The 19th century was a time of great change in European bookbinding. Social and educational reform of the previous century had led to increased levels of literacy which resulted in a greater demand for books from a wider public. The book industry responded to this demand by seeking quicker and cheaper methods of production and distribution so that books could be published in larger quantities and at a more affordable price to the buyer. Still, this need for speed did not eradicate traditional skills and it certainly didn’t dampen the desire for beautiful books.
Vellum and leather had been the traditional binding materials for centuries and they continued to be used throughout the 1800s but animal skins were costly and stocks were limited. To meet commercial demand, binders needed a covering that was cheaper, more widely available and quick to produce. One solution was cloth and the cover of this French edition of Jonathan Swift’s celebrated novel Gulliver’s Travels demonstrates just how suitable it was. On the front of the book Gulliver is shown towering over the tiny inhabitants of Lilliput in a scene framed by trees and multi-coloured flowers. After stiffening the cloth with starch, gold tooling and coloured stamps similar to those used on leather covers could be applied. Cheaper binding materials therefore didn’t mean that decoration had to be compromised.
The National Art Library has many examples of these decorated cloth covers, another is on a copy of Les Fleurs Animées, a volume containing humorous, hand-coloured engravings by the eminent French caricaturist and illustrator J. J. Grandville.
The study of plants and flowers was a popular Victorian pastime spurred on by the rise of leisure reading, especially among women. The cover and the prints inside this book show flowers personified as women and dressed in elegant, often extravagant, costumes. Although the text includes detailed descriptions of the flowers in bloom, the cover and Grandville’s humorous engravings make clear that this book is designed for pleasure rather than academic study.

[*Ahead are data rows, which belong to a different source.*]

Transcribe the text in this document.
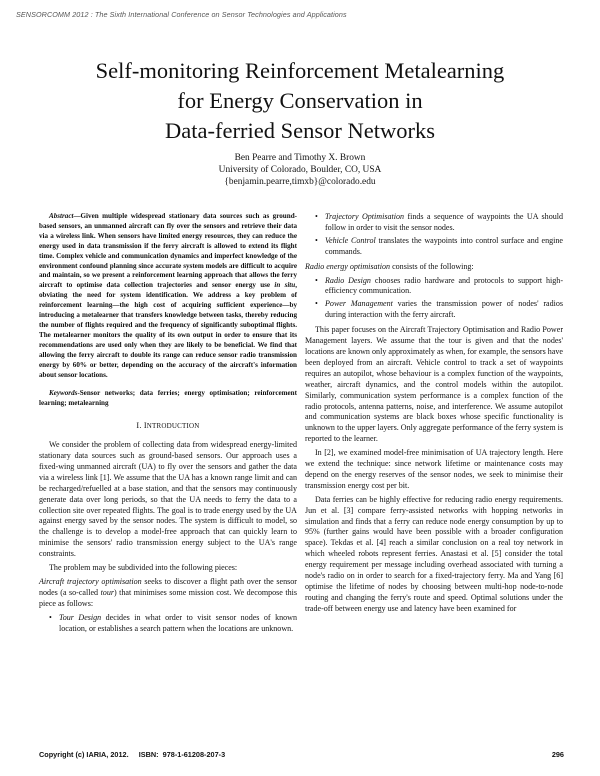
SENSORCOMM 2012 : The Sixth International Conference on Sensor Technologies and Applications
Self-monitoring Reinforcement Metalearning
for Energy Conservation in
Data-ferried Sensor Networks
Ben Pearre and Timothy X. Brown
University of Colorado, Boulder, CO, USA
{benjamin.pearre,timxb}@colorado.edu
Abstract—Given multiple widespread stationary data sources such as ground-based sensors, an unmanned aircraft can fly over the sensors and retrieve their data via a wireless link. When sensors have limited energy resources, they can reduce the energy used in data transmission if the ferry aircraft is allowed to extend its flight time. Complex vehicle and communication dynamics and imperfect knowledge of the environment confound planning since accurate system models are difficult to acquire and maintain, so we present a reinforcement learning approach that allows the ferry aircraft to optimise data collection trajectories and sensor energy use in situ, obviating the need for system identification. We address a key problem of reinforcement learning—the high cost of acquiring sufficient experience—by introducing a metalearner that transfers knowledge between tasks, thereby reducing the number of flights required and the frequency of significantly suboptimal flights. The metalearner monitors the quality of its own output in order to ensure that its recommendations are used only when they are likely to be beneficial. We find that allowing the ferry aircraft to double its range can reduce sensor radio transmission energy by 60% or better, depending on the accuracy of the aircraft's information about sensor locations.
Keywords-Sensor networks; data ferries; energy optimisation; reinforcement learning; metalearning
I. INTRODUCTION

We consider the problem of collecting data from widespread energy-limited stationary data sources such as ground-based sensors. Our approach uses a fixed-wing unmanned aircraft (UA) to fly over the sensors and gather the data via a wireless link [1]. We assume that the UA has a known range limit and can be recharged/refuelled at a base station, and that the sensors may continuously generate data over long periods, so that the UA needs to ferry the data to a collection site over repeated flights. The goal is to trade energy used by the UA against energy saved by the sensor nodes. The system is difficult to model, so the challenge is to develop a model-free approach that can quickly learn to minimise the sensors' radio transmission energy subject to the UA's range constraints.

The problem may be subdivided into the following pieces:

Aircraft trajectory optimisation seeks to discover a flight path over the sensor nodes (a so-called tour) that minimises some mission cost. We decompose this piece as follows:

• Tour Design decides in what order to visit sensor nodes of known location, or establishes a search pattern when the locations are unknown.
• Trajectory Optimisation finds a sequence of waypoints the UA should follow in order to visit the sensor nodes.
• Vehicle Control translates the waypoints into control surface and engine commands.

Radio energy optimisation consists of the following:

• Radio Design chooses radio hardware and protocols to support high-efficiency communication.
• Power Management varies the transmission power of nodes' radios during interaction with the ferry aircraft.

This paper focuses on the Aircraft Trajectory Optimisation and Radio Power Management layers. We assume that the tour is given and that the nodes' locations are known only approximately as when, for example, the sensors have been deployed from an aircraft. Vehicle control to track a set of waypoints requires an autopilot, whose behaviour is a complex function of the waypoints, weather, aircraft dynamics, and the control models within the autopilot. Similarly, communication system performance is a complex function of the radio protocols, antenna patterns, noise, and interference. We assume autopilot and communication systems are black boxes whose specific functionality is unknown to the upper layers. Only aggregate performance of the ferry system is reported to the learner.

In [2], we examined model-free minimisation of UA trajectory length. Here we extend the technique: since network lifetime or maintenance costs may depend on the energy reserves of the sensor nodes, we seek to minimise their transmission energy cost per bit.

Data ferries can be highly effective for reducing radio energy requirements. Jun et al. [3] compare ferry-assisted networks with hopping networks in simulation and finds that a ferry can reduce node energy consumption by up to 95% (further gains would have been possible with a broader configuration space). Tekdas et al. [4] reach a similar conclusion on a real toy network in which wheeled robots represent ferries. Anastasi et al. [5] consider the total energy requirement per message including overhead associated with turning a node's radio on in order to search for a fixed-trajectory ferry. Ma and Yang [6] optimise the lifetime of nodes by choosing between multi-hop node-to-node routing and changing the ferry's route and speed. Optimal solutions under the trade-off between energy use and latency have been examined for

Copyright (c) IARIA, 2012.     ISBN:  978-1-61208-207-3	296
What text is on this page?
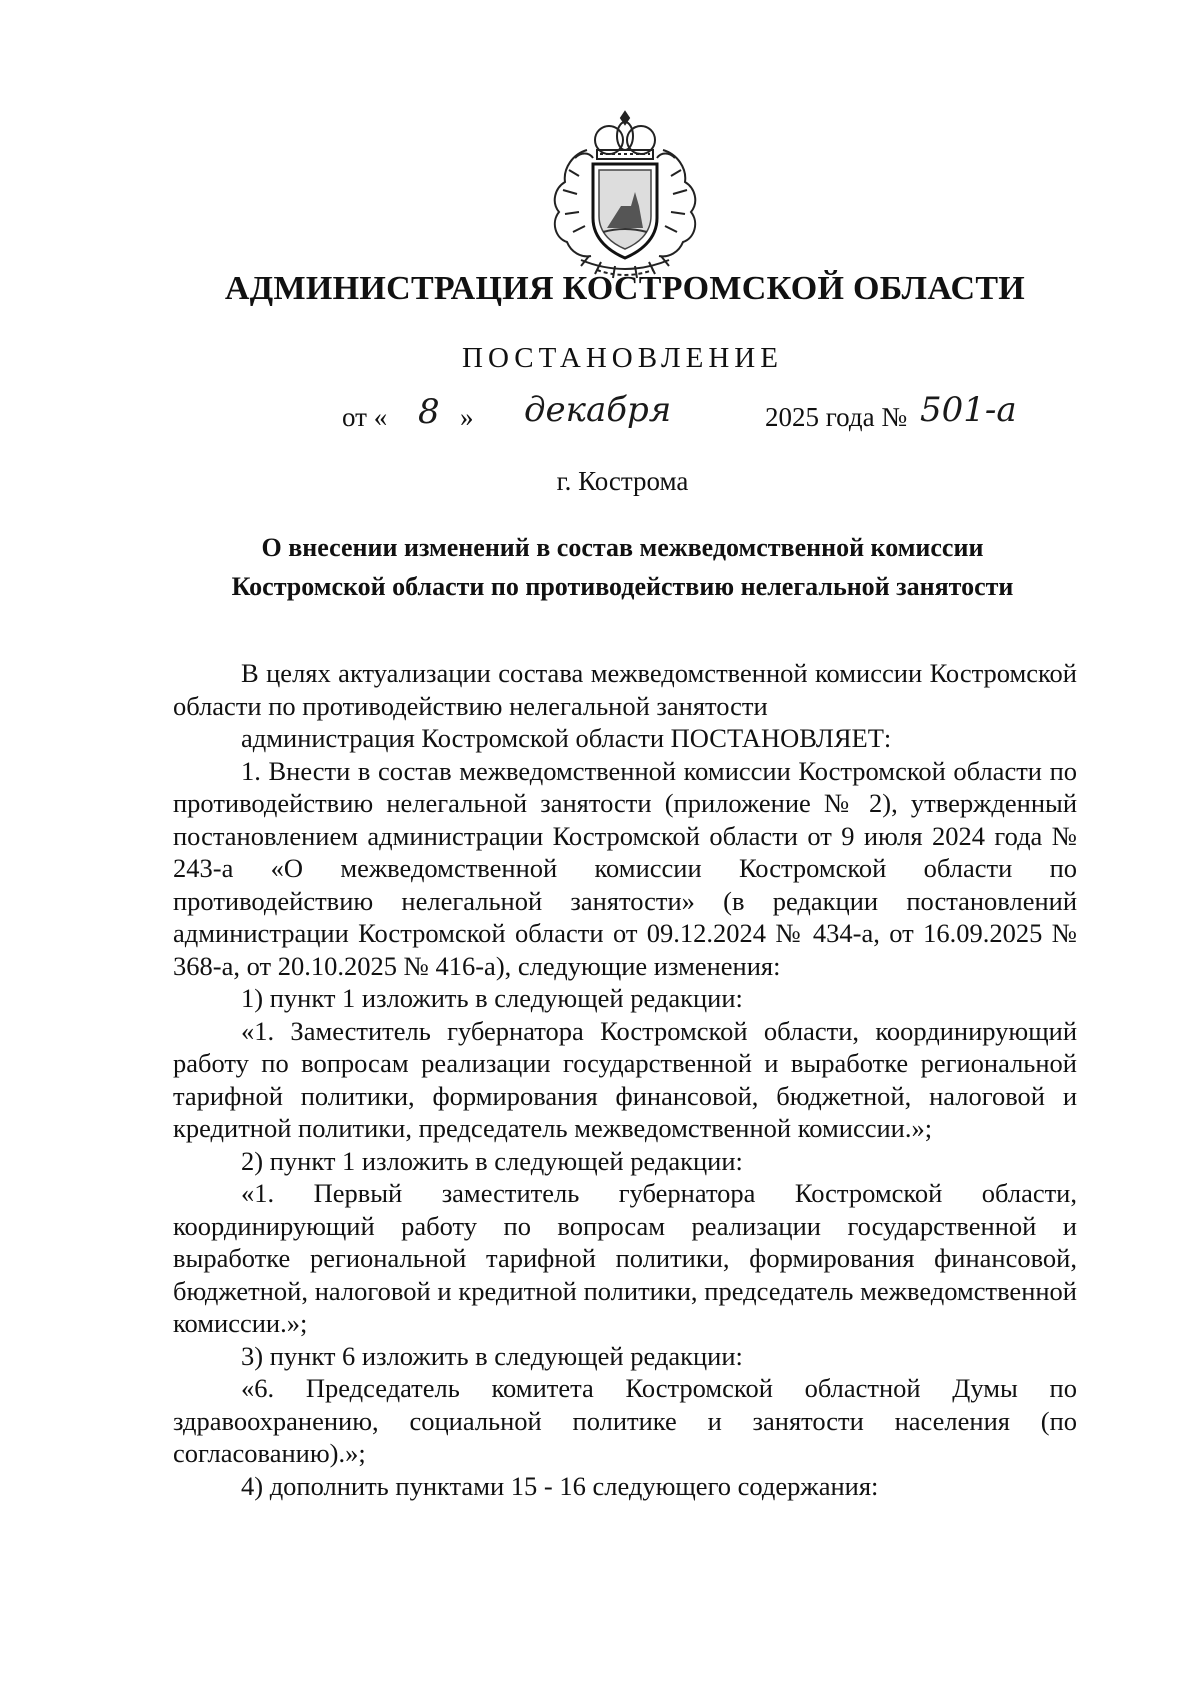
АДМИНИСТРАЦИЯ КОСТРОМСКОЙ ОБЛАСТИ
ПОСТАНОВЛЕНИЕ
от « 8 » декабря	2025 года № 501-а
г. Кострома
О внесении изменений в состав межведомственной комиссии
Костромской области по противодействию нелегальной занятости

В целях актуализации состава межведомственной комиссии Костромской области по противодействию нелегальной занятости

администрация Костромской области ПОСТАНОВЛЯЕТ:

1. Внести в состав межведомственной комиссии Костромской области по противодействию нелегальной занятости (приложение № 2), утвержденный постановлением администрации Костромской области от 9 июля 2024 года № 243-а «О межведомственной комиссии Костромской области по противодействию нелегальной занятости» (в редакции постановлений администрации Костромской области от 09.12.2024 № 434-а, от 16.09.2025 № 368-а, от 20.10.2025 № 416-а), следующие изменения:

1) пункт 1 изложить в следующей редакции:

«1. Заместитель губернатора Костромской области, координирующий работу по вопросам реализации государственной и выработке региональной тарифной политики, формирования финансовой, бюджетной, налоговой и кредитной политики, председатель межведомственной комиссии.»;

2) пункт 1 изложить в следующей редакции:

«1. Первый заместитель губернатора Костромской области, координирующий работу по вопросам реализации государственной и выработке региональной тарифной политики, формирования финансовой, бюджетной, налоговой и кредитной политики, председатель межведомственной комиссии.»;

3) пункт 6 изложить в следующей редакции:

«6. Председатель комитета Костромской областной Думы по здравоохранению, социальной политике и занятости населения (по согласованию).»;

4) дополнить пунктами 15 - 16 следующего содержания:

Cloth covers were one solution to reducing expenditure but publishers realised they could cut production costs further by producing their own bindings instead of paying bookbinders to make them. This pair of French history books are an example of 19th century ‘trade’ bindings: their decorated cardboard covers were designed by the publisher rather than by a bookbinder.
The industrial revolution of the 18th and 19th centuries also had an effect on book production. The pages of these history books have been prepared using machinery and are glued together instead of being sewn by hand.

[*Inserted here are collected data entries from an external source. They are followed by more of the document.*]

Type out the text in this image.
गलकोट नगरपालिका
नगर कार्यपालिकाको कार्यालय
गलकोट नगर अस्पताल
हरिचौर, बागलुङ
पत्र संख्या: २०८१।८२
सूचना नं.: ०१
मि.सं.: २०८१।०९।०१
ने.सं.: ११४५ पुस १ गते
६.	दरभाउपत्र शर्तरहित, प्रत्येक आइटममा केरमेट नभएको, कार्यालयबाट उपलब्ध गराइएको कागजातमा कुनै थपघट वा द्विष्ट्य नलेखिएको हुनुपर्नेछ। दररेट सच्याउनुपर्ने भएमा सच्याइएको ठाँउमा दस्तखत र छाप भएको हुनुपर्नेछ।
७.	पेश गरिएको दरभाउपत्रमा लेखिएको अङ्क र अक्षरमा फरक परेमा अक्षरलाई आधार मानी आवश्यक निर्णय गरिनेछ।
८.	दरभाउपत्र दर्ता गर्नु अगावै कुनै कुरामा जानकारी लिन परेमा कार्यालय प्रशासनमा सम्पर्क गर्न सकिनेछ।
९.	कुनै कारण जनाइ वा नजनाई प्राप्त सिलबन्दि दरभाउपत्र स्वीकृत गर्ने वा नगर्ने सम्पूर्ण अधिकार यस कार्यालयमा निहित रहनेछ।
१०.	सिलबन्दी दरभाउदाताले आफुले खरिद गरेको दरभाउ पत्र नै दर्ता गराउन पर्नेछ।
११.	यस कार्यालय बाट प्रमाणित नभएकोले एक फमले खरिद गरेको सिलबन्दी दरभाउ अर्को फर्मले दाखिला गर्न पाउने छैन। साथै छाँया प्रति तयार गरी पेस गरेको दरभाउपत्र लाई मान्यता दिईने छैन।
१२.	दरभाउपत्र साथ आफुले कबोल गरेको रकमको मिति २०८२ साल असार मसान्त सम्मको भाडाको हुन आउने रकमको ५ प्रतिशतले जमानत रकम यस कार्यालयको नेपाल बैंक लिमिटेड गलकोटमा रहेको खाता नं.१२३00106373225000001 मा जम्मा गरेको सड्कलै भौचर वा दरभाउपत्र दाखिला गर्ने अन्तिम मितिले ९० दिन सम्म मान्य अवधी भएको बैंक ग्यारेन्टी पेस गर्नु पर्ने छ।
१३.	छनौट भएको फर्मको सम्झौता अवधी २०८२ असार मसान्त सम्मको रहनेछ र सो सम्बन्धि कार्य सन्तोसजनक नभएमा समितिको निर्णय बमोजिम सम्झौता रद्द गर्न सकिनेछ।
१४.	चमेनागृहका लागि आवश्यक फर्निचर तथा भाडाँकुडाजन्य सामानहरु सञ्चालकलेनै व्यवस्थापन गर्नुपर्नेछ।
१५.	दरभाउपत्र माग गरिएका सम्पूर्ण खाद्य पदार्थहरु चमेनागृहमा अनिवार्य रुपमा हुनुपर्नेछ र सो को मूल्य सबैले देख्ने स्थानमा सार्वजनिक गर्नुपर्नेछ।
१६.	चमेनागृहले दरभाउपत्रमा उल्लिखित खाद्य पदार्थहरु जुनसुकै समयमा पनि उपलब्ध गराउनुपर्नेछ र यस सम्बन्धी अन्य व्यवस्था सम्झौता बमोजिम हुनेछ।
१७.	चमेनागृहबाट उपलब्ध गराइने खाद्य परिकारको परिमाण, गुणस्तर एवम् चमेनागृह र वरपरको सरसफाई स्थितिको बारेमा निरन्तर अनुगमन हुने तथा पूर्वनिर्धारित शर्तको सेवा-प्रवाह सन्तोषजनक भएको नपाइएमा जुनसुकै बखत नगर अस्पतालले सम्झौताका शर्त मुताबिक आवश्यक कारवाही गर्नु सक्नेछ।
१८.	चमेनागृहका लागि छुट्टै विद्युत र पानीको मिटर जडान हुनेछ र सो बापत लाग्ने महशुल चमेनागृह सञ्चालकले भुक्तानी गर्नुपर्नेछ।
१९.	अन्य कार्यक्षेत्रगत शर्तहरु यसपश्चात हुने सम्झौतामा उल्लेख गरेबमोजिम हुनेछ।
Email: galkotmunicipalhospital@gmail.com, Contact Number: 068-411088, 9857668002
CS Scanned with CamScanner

In the mid-19th century there was a trend for giving books with decorative bindings as gifts and the demand for novelty in these bindings often resulted in unusual combinations of materials and techniques. The parrot on the central panel of this book’s cover has been stitched in wool onto linen and inserted into the leather binding to create a striking mix of media.
Gift books often contained poetry but this one is filled with leaves of music manuscript paper and on the first few pages the owner has transcribed songs and short pieces for piano.

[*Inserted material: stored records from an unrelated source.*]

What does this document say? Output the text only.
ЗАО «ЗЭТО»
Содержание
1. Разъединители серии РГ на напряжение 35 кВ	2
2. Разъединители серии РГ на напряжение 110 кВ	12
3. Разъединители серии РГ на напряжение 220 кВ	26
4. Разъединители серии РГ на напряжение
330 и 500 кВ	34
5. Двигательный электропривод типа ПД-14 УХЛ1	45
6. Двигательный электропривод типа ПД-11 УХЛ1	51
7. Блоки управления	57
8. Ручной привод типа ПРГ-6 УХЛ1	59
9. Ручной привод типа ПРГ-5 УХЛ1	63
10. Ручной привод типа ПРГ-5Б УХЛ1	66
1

Despite new innovations, traditional bookbinding methods did not cease. In the 1840s the French bookbinding firm Gruel were commissioned by the printers Engelmann and Graf to provide a range of covers for a facsimile of illuminated manuscripts. The bindings were to be in different styles and at varying price levels so as to appeal to a wide audience with differing budgets. This example, bearing a bold strapwork design of interweaving leather inlays and beautiful dark-blue endpapers decorated with gold stars, is one of three copies in the National Art Library, each with a different binding.
A few decades after this binding was produced another member of the firm, Léon Gruel (1841-1923), wrote his Manuel Historique et Bibliographique de L’Amateur de Reliures (published 1887-1905). In it he gave examples of historic fine bindings and called on his contemporaries to demonstrate greater innovation in binding design. New materials, techniques and audiences had transformed the way books were produced, but firms such as Gruel were striving to maintain traditional skills whilst satisfing a rapidly changing market at the same time.